Uma provisão do rei D. João IV, de 20 de Setembro de 1651, determinava que poderiam trabalhar no Congo os missionários capuchinhos italianos ou de outras nações da Europa, mas que não seriam admitidos os naturais de Castela ou de qualquer território sujeito à autoridade do monarca espanhol. Também determinava que o transporte não poderia ser feito em navio da Espanha ou que navegasse ao serviço deste país. Não podemos deixar sem reparo que, atendendo à distância e à morosidade das comunicações, esta disposição não deveria ainda ser conhecida no Congo quando em 14 de Outubro de 1651 o P. António do Couto relatava a situação missionária, a que adiante nos vamos referir, pois não houvera tempo de um navio, mesmo dos mais velozes e com ventos favoráveis, ter percorrido a distância que separa Lisboa das costas de África, do Congo e Angola. Tudo nos leva a deduzir, portanto, que os males eram conhecidos e os remédios a aplicar não poderiam ser outros.

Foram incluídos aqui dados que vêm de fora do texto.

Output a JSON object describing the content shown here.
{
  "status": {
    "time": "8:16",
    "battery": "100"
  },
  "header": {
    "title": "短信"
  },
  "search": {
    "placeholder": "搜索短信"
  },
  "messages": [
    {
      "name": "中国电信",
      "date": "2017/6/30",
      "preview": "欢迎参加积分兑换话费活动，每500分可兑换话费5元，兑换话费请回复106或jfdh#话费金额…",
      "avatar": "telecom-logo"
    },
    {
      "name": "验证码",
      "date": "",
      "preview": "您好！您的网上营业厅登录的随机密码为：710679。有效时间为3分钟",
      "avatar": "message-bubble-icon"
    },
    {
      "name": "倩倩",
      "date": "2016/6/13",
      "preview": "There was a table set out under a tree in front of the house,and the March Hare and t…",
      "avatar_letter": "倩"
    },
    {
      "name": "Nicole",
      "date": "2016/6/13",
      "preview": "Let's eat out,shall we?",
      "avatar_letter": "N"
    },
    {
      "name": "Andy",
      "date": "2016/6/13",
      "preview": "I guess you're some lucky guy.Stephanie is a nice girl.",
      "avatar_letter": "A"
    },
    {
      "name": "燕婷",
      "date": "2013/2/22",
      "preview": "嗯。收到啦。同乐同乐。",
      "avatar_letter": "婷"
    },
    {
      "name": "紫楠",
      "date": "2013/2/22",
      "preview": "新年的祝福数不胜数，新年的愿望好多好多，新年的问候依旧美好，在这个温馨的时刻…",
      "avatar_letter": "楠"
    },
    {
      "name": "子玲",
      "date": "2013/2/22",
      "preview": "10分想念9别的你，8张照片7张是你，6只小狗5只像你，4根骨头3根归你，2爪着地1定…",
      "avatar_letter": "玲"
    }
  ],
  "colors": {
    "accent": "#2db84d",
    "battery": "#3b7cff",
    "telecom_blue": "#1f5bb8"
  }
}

O cabido de São Salvador queixava-se ao Papa, pela voz dos seus oráculos, da interferência dos religiosos nos negócios eclesiásticos, em carta datada no dia 13 de Outubro do mesmo ano. O superior dos capuchinhos, na falta do bispo e tendo em conta que era o encarregado de uma Prefeitura Apostólica, estava autorizado a exercer algumas funções que, normalmente, são atribuídas aos prelados. As queixas do cabido foram atendidas em parte, talvez para evitar motivos de conflito e descontentamento. Os capuchinhos viram as suas antigas atribuições um tanto diminuídas, segundo um comunicado da Sagrada Congregação da Propagação da Fé, com data de 6 de Maio de 1653. O ardor apostólico dos barbadinhos sofria este desapontamento, enquanto o orgulho e o desleixo dos seus contraventores era quase premiado! Mas a virtude e a humildade dos filhos de S. Francisco não lhes permitia revoltarem-se contra esta injustiça, nem contra as resoluções superiores. Continuaram, pois, a exercer o seu ministério com a maior dedicação e com um zelo que ninguém mais suplantou.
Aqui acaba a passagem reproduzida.